Risk-Adjusted Performance

0 of 100

 
Weak
 
Strong
Very Weak
Over the last 90 days dAmico International Shipping has generated negative risk-adjusted returns adding no value to investors with long positions. Despite weak performance in the last few months, the Stock's basic indicators remain nearly stable which may send shares a bit higher in February 2025. The current disturbance may also be a sign of long-run up-swing for the company stockholders.

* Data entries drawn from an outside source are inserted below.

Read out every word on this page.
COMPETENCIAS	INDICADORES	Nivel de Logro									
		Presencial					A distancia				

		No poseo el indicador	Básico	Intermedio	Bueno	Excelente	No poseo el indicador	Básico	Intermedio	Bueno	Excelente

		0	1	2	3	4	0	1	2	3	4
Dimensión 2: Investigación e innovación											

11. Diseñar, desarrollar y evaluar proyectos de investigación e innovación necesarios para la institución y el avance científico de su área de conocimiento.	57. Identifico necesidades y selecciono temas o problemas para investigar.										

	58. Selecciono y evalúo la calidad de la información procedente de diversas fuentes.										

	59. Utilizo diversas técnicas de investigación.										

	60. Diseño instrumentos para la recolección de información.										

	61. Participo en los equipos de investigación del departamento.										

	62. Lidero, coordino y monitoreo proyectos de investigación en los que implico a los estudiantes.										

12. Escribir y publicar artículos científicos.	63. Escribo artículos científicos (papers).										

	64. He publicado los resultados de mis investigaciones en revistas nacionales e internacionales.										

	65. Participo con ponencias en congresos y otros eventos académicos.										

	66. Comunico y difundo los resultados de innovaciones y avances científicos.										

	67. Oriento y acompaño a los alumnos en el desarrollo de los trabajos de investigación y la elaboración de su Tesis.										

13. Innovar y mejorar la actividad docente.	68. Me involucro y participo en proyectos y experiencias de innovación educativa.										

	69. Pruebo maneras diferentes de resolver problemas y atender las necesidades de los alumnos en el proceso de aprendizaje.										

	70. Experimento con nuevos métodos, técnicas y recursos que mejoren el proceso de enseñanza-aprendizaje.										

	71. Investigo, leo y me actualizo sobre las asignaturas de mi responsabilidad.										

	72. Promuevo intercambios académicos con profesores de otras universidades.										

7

Castor Maritime and DAmico International Volatility Contrast

   Predicted Return Density   
       Returns  

Pair Trading with Castor Maritime and DAmico International

The main advantage of trading using opposite Castor Maritime and DAmico International positions is that it hedges away some unsystematic risk. Because of two separate transactions, even if Castor Maritime position performs unexpectedly, DAmico International can make up some of the losses. Pair trading also minimizes risk from directional movements in the market. For example, if an entire industry or sector drops because of unexpected headlines, the short position in DAmico International will offset losses from the drop in DAmico International's long position.
The idea behind Castor Maritime and dAmico International Shipping pairs trading is to make the combined position market-neutral, meaning the overall market's direction will not affect its win or loss (or potential downside or upside). This can be achieved by designing a pairs trade with two highly correlated stocks or equities that operate in a similar space or sector, making it possible to obtain profits through simple and relatively low-risk investment.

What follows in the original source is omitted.